20. Entire Agreement and Amendment. This Agreement (including the Grant Statement) is the entire Agreement between the parties to it with respect to the Award, and


all prior oral and written representations are merged in this Agreement. Notwithstanding the preceding sentence, this Agreement shall not in any way affect the terms and provisions of the Plan. This Agreement may be amended, modified or terminated only by written agreement between you and the Company. The headings in this Agreement are inserted for convenience and identification only and are not intended to describe, interpret, define or limit the scope, extent, or intent of this Agreement or any provision hereof.

21. Binding Effect. This Agreement shall inure to the benefit of and be binding upon the parties hereto and their respective heirs, executors, administrators, successors and permitted assigns.

22. No Limitation on the Company’s Rights. The granting of Awards shall not in any way affect the Company’s right or power to make adjustments, reclassifications or changes in its capital or business structure or to merge, consolidate, reincorporate, dissolve, liquidate or sell or transfer all or any part of its business or assets.

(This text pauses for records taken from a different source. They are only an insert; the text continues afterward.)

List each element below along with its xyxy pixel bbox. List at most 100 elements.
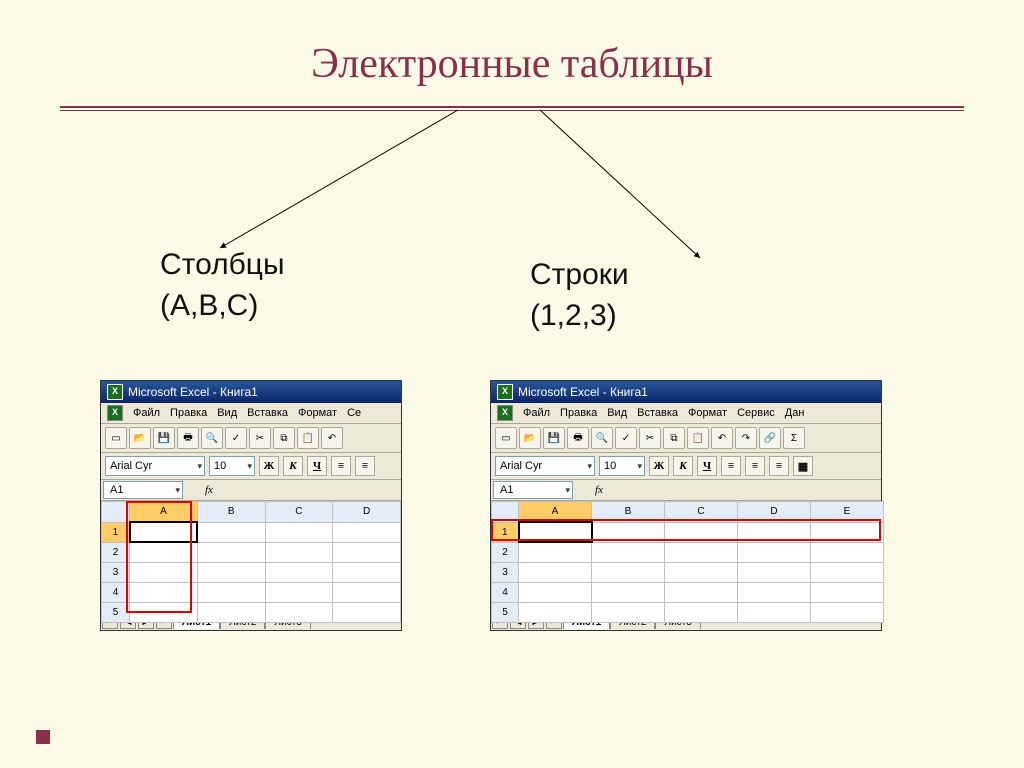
col-header-b[interactable]: B bbox=[197, 502, 265, 523]
fx-icon[interactable]: fx bbox=[205, 484, 213, 496]
formula-bar[interactable]: A1 fx bbox=[491, 480, 881, 501]
col-header-d[interactable]: D bbox=[738, 502, 811, 523]
copy-icon[interactable]: ⧉ bbox=[273, 427, 295, 449]
align-center-icon[interactable]: ≡ bbox=[355, 456, 375, 476]
cut-icon[interactable]: ✂ bbox=[249, 427, 271, 449]
row-header-2[interactable]: 2 bbox=[492, 542, 519, 562]
bold-button[interactable]: Ж bbox=[259, 456, 279, 476]
col-header-b[interactable]: B bbox=[592, 502, 665, 523]
menu-tools[interactable]: Сервис bbox=[737, 407, 775, 419]
standard-toolbar[interactable]: ▭ 📂 💾 🖶 🔍 ✓ ✂ ⧉ 📋 ↶ bbox=[101, 424, 401, 453]
excel-doc-icon: X bbox=[497, 405, 513, 421]
select-all-corner[interactable] bbox=[102, 502, 130, 523]
menu-view[interactable]: Вид bbox=[607, 407, 627, 419]
formula-bar[interactable]: A1 fx bbox=[101, 480, 401, 501]
excel-doc-icon: X bbox=[107, 405, 123, 421]
menu-insert[interactable]: Вставка bbox=[247, 407, 288, 419]
row-header-5[interactable]: 5 bbox=[492, 602, 519, 622]
col-header-e[interactable]: E bbox=[811, 502, 884, 523]
font-size-select[interactable]: 10 bbox=[599, 456, 645, 476]
print-icon[interactable]: 🖶 bbox=[567, 427, 589, 449]
row-header-5[interactable]: 5 bbox=[102, 602, 130, 622]
menu-bar[interactable]: X Файл Правка Вид Вставка Формат Сервис … bbox=[491, 403, 881, 424]
open-icon[interactable]: 📂 bbox=[129, 427, 151, 449]
sum-icon[interactable]: Σ bbox=[783, 427, 805, 449]
paste-icon[interactable]: 📋 bbox=[687, 427, 709, 449]
print-icon[interactable]: 🖶 bbox=[177, 427, 199, 449]
standard-toolbar[interactable]: ▭ 📂 💾 🖶 🔍 ✓ ✂ ⧉ 📋 ↶ ↷ 🔗 Σ bbox=[491, 424, 881, 453]
window-titlebar: X Microsoft Excel - Книга1 bbox=[491, 381, 881, 403]
copy-icon[interactable]: ⧉ bbox=[663, 427, 685, 449]
spell-icon[interactable]: ✓ bbox=[615, 427, 637, 449]
col-header-a[interactable]: A bbox=[519, 502, 592, 523]
font-name-select[interactable]: Arial Cyr bbox=[495, 456, 595, 476]
slide-bullet-icon bbox=[36, 730, 50, 744]
new-icon[interactable]: ▭ bbox=[105, 427, 127, 449]
columns-label: Столбцы (A,B,C) bbox=[160, 245, 285, 326]
underline-button[interactable]: Ч bbox=[307, 456, 327, 476]
row-header-3[interactable]: 3 bbox=[492, 562, 519, 582]
menu-bar[interactable]: X Файл Правка Вид Вставка Формат Се bbox=[101, 403, 401, 424]
slide-title: Электронные таблицы bbox=[311, 40, 713, 88]
font-name-select[interactable]: Arial Cyr bbox=[105, 456, 205, 476]
formatting-toolbar[interactable]: Arial Cyr 10 Ж К Ч ≡ ≡ ≡ ▦ bbox=[491, 453, 881, 480]
menu-format[interactable]: Формат bbox=[298, 407, 337, 419]
menu-file[interactable]: Файл bbox=[133, 407, 160, 419]
align-left-icon[interactable]: ≡ bbox=[331, 456, 351, 476]
redo-icon[interactable]: ↷ bbox=[735, 427, 757, 449]
title-underline bbox=[60, 106, 964, 111]
row-header-4[interactable]: 4 bbox=[102, 582, 130, 602]
menu-more[interactable]: Се bbox=[347, 407, 361, 419]
italic-button[interactable]: К bbox=[673, 456, 693, 476]
row-header-1[interactable]: 1 bbox=[492, 522, 519, 542]
paste-icon[interactable]: 📋 bbox=[297, 427, 319, 449]
formatting-toolbar[interactable]: Arial Cyr 10 Ж К Ч ≡ ≡ bbox=[101, 453, 401, 480]
italic-button[interactable]: К bbox=[283, 456, 303, 476]
menu-edit[interactable]: Правка bbox=[170, 407, 207, 419]
row-header-4[interactable]: 4 bbox=[492, 582, 519, 602]
select-all-corner[interactable] bbox=[492, 502, 519, 523]
excel-window-columns: X Microsoft Excel - Книга1 X Файл Правка… bbox=[100, 380, 402, 631]
spreadsheet-grid[interactable]: A B C D 1 2 3 4 5 bbox=[101, 501, 401, 611]
menu-insert[interactable]: Вставка bbox=[637, 407, 678, 419]
menu-edit[interactable]: Правка bbox=[560, 407, 597, 419]
save-icon[interactable]: 💾 bbox=[153, 427, 175, 449]
cut-icon[interactable]: ✂ bbox=[639, 427, 661, 449]
bold-button[interactable]: Ж bbox=[649, 456, 669, 476]
align-center-icon[interactable]: ≡ bbox=[745, 456, 765, 476]
excel-app-icon: X bbox=[107, 384, 123, 400]
new-icon[interactable]: ▭ bbox=[495, 427, 517, 449]
undo-icon[interactable]: ↶ bbox=[321, 427, 343, 449]
row-header-3[interactable]: 3 bbox=[102, 562, 130, 582]
col-header-a[interactable]: A bbox=[130, 502, 198, 523]
name-box[interactable]: A1 bbox=[103, 481, 183, 499]
preview-icon[interactable]: 🔍 bbox=[201, 427, 223, 449]
spell-icon[interactable]: ✓ bbox=[225, 427, 247, 449]
menu-view[interactable]: Вид bbox=[217, 407, 237, 419]
open-icon[interactable]: 📂 bbox=[519, 427, 541, 449]
merge-icon[interactable]: ▦ bbox=[793, 456, 813, 476]
undo-icon[interactable]: ↶ bbox=[711, 427, 733, 449]
col-header-d[interactable]: D bbox=[333, 502, 401, 523]
row-header-2[interactable]: 2 bbox=[102, 542, 130, 562]
preview-icon[interactable]: 🔍 bbox=[591, 427, 613, 449]
menu-file[interactable]: Файл bbox=[523, 407, 550, 419]
fx-icon[interactable]: fx bbox=[595, 484, 603, 496]
font-size-select[interactable]: 10 bbox=[209, 456, 255, 476]
name-box[interactable]: A1 bbox=[493, 481, 573, 499]
align-left-icon[interactable]: ≡ bbox=[721, 456, 741, 476]
col-header-c[interactable]: C bbox=[265, 502, 333, 523]
underline-button[interactable]: Ч bbox=[697, 456, 717, 476]
menu-data[interactable]: Дан bbox=[785, 407, 805, 419]
menu-format[interactable]: Формат bbox=[688, 407, 727, 419]
excel-app-icon: X bbox=[497, 384, 513, 400]
excel-window-rows: X Microsoft Excel - Книга1 X Файл Правка… bbox=[490, 380, 882, 631]
rows-label: Строки (1,2,3) bbox=[530, 255, 629, 336]
spreadsheet-grid[interactable]: A B C D E 1 2 3 4 5 bbox=[491, 501, 881, 611]
align-right-icon[interactable]: ≡ bbox=[769, 456, 789, 476]
window-titlebar: X Microsoft Excel - Книга1 bbox=[101, 381, 401, 403]
col-header-c[interactable]: C bbox=[665, 502, 738, 523]
row-header-1[interactable]: 1 bbox=[102, 522, 130, 542]
save-icon[interactable]: 💾 bbox=[543, 427, 565, 449]
link-icon[interactable]: 🔗 bbox=[759, 427, 781, 449]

23. Effect on Employment. Nothing in this Agreement or in the Award shall be construed as constituting a commitment, guarantee, agreement or understanding of any kind or nature that the Company shall continue to employ you, or as affecting in any way the right of the Company to terminate your employment at any time. This Agreement shall not in any way affect the terms and provisions of the Plan.

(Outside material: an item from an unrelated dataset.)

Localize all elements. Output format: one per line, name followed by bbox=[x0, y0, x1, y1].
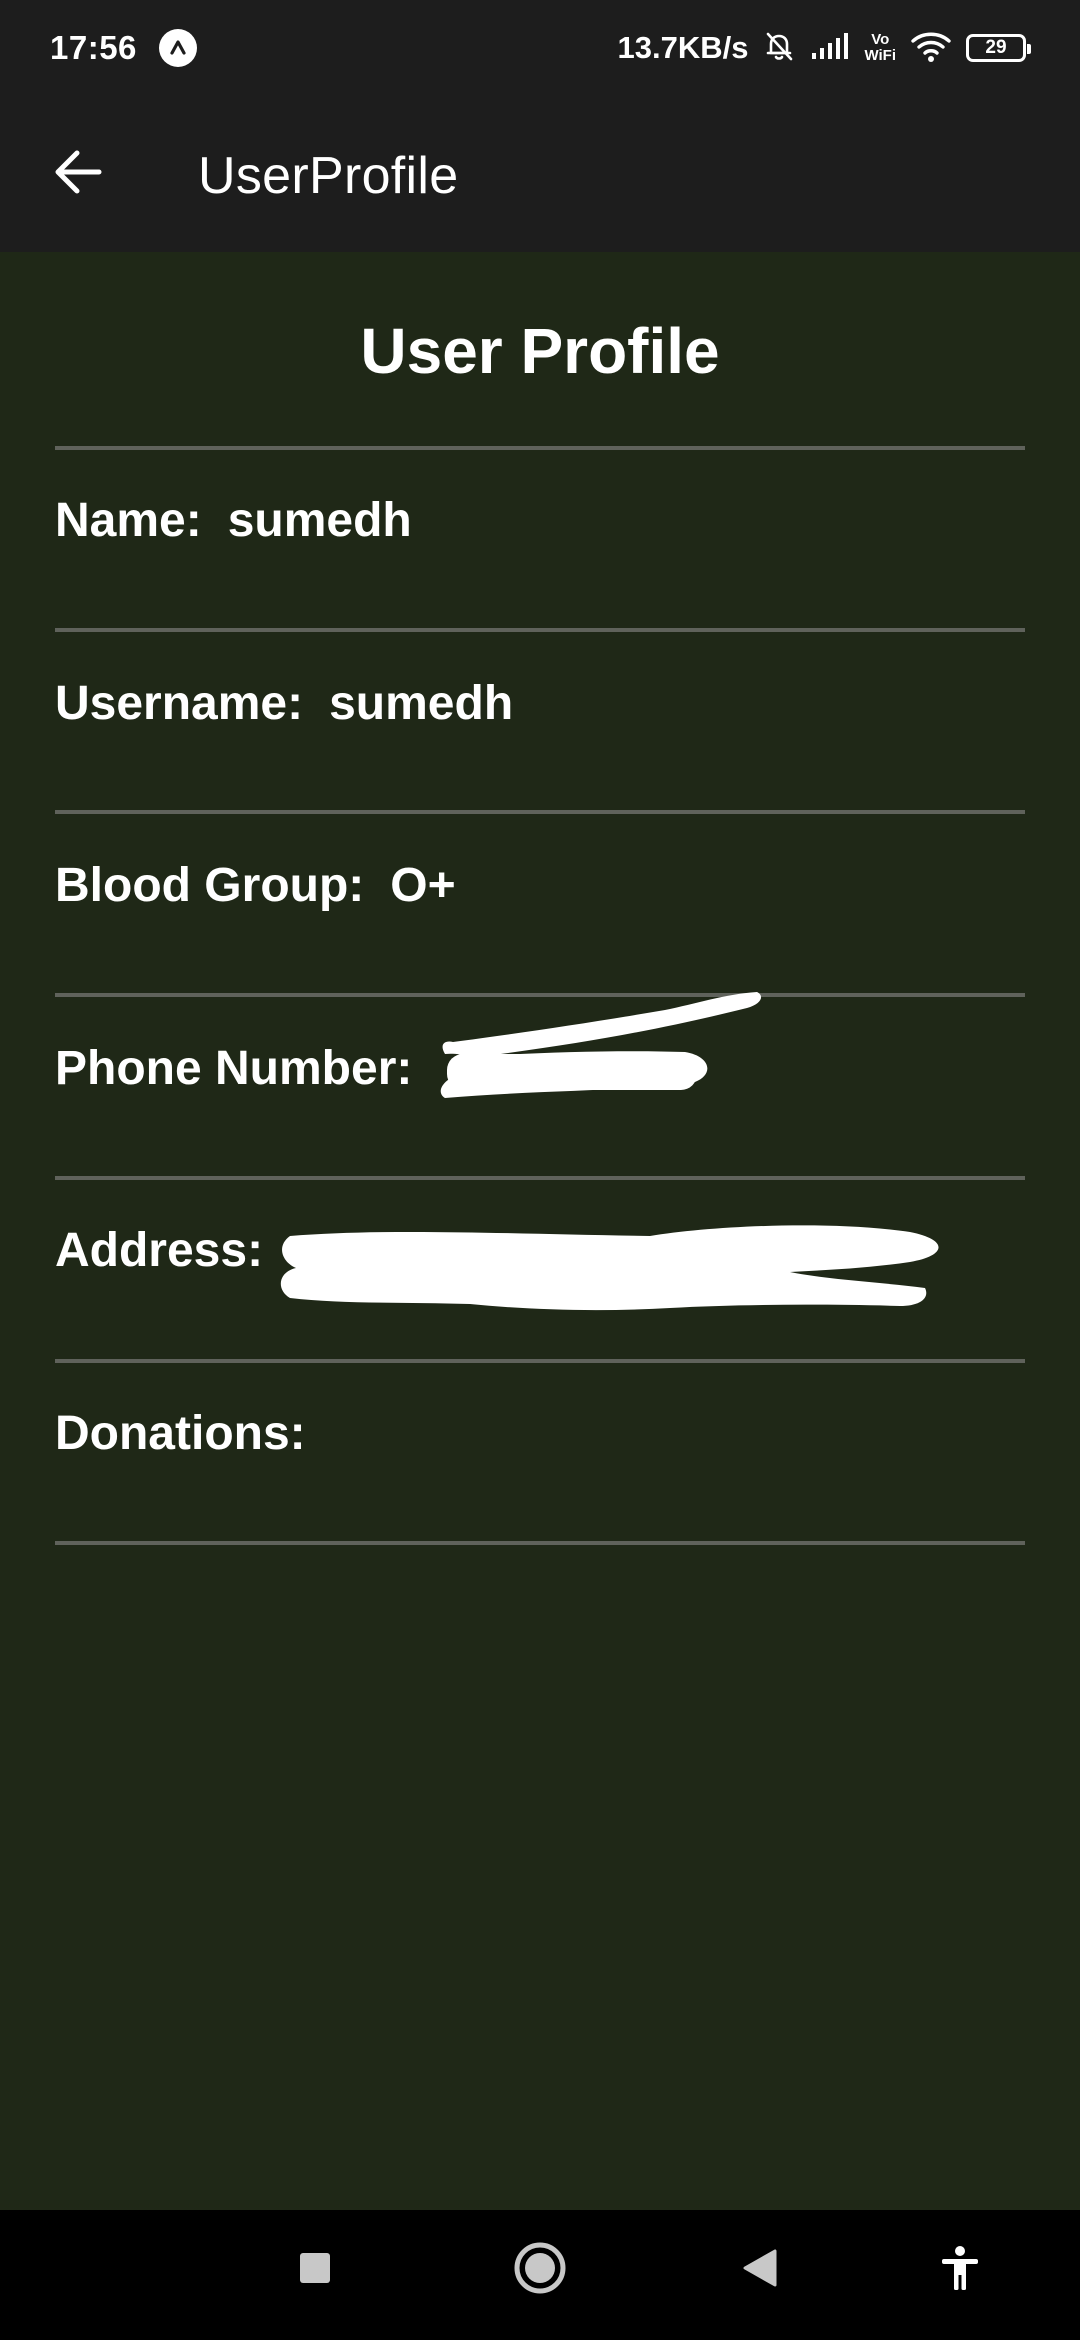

24. Notices. Notices given pursuant to this Agreement shall be in writing and shall be deemed received when personally delivered, or on the date of written confirmation of receipt by (a) overnight carrier, (b) telecopy, (c) registered or certified mail, return receipt requested, addressee only, postage prepaid, or (d) such other method of delivery that provides a written confirmation of delivery. Notice to the Company shall be directed to:

Beam Inc.

510 Lake Cook Road

Deerfield, IL 60015-5611

Attention: General Counsel

The Company may change the person and/or address to which you must give notice under this Section 24 by giving you written notice of such change, in accordance with the procedures described above. Notices to or with respect to you will be directed to you, or to your executors, personal representatives or distributees, if you are deceased, or your assignees, at your home address on the records of the Company.